Embryonic stem cells take a lot of research to learn about how they develop and also so researchers can understand how to control the cells created from them. A challenge with using embryonic stem cells is that the embryonic stem cells available today have a high likelihood of being rejected by the body.
And although some may wonder why adult stem cells can’t just be used instead, the reason why embryonic stem cells are useful for research is that the cells are more versatile and durable. Also, adult stem cells may not be as manipulative, and can contain abnormalities from environmental hazards or errors during reprogrammation.

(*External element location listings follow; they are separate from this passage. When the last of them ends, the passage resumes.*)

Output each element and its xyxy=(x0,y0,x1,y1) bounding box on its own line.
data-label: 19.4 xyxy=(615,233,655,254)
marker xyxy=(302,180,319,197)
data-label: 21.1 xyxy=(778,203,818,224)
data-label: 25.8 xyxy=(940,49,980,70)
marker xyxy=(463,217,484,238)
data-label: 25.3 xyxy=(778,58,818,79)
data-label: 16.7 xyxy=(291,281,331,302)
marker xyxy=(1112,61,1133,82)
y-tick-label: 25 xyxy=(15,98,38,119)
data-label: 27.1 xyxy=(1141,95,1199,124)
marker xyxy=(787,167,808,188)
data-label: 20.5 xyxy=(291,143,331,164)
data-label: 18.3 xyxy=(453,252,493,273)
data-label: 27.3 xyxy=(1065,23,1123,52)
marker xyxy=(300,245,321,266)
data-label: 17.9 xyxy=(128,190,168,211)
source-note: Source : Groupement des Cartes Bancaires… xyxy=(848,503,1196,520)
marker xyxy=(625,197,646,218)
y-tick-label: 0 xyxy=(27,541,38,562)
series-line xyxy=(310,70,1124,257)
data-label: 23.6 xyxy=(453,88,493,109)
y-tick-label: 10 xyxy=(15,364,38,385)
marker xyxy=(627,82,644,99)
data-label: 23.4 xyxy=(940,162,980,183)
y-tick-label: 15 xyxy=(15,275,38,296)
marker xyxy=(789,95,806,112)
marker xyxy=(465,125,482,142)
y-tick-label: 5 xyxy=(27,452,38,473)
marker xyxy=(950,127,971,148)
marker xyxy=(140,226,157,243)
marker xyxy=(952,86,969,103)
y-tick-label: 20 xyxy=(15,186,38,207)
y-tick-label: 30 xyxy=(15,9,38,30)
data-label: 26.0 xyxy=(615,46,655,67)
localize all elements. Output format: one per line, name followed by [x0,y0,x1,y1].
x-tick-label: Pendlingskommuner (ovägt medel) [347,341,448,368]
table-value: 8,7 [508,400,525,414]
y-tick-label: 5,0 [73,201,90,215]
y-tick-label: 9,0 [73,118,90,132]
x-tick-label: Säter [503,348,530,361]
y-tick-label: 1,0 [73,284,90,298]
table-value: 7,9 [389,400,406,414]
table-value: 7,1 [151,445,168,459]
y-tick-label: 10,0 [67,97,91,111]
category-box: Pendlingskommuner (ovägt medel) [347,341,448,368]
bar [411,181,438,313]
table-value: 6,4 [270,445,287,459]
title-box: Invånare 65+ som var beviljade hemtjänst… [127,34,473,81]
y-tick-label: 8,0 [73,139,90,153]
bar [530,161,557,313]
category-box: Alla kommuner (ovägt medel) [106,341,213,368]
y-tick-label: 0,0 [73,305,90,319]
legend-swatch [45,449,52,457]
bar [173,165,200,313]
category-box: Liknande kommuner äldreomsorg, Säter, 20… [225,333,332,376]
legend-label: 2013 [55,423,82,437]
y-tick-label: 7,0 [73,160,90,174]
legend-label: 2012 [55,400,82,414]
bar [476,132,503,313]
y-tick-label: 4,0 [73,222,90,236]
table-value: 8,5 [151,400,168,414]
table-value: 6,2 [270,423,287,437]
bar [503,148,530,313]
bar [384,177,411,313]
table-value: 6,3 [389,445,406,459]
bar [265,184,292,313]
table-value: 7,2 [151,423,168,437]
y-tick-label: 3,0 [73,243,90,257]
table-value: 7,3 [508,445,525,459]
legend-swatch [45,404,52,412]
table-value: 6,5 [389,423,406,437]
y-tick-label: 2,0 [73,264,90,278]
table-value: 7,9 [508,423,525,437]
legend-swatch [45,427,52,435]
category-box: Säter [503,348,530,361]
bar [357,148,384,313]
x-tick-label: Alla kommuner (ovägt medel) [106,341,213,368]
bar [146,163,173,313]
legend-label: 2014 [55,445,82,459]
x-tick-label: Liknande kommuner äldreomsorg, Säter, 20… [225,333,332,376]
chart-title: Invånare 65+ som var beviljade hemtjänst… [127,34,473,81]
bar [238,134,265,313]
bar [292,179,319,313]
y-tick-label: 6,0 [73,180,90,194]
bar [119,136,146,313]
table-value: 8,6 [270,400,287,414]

When it comes to adult pluripotent stem cells, these can be difficult to grow in the laboratory. There is still research being done to better the process. Also, the adult stem cells are generally found in smaller quantities throughout the body, and may contain DNA abnormalities as well.
Stem cells can help researchers make greater strides in terms of combating disease and aiding with regenerative medicine. Though there are some challenges and controversies revolving around these stem cells and their origins, there is no denying that without stem cells there would be some medical advances delayed in time. With the use of stem cells, researchers will be able to reach greater scientific breakthroughs in the name of medicine.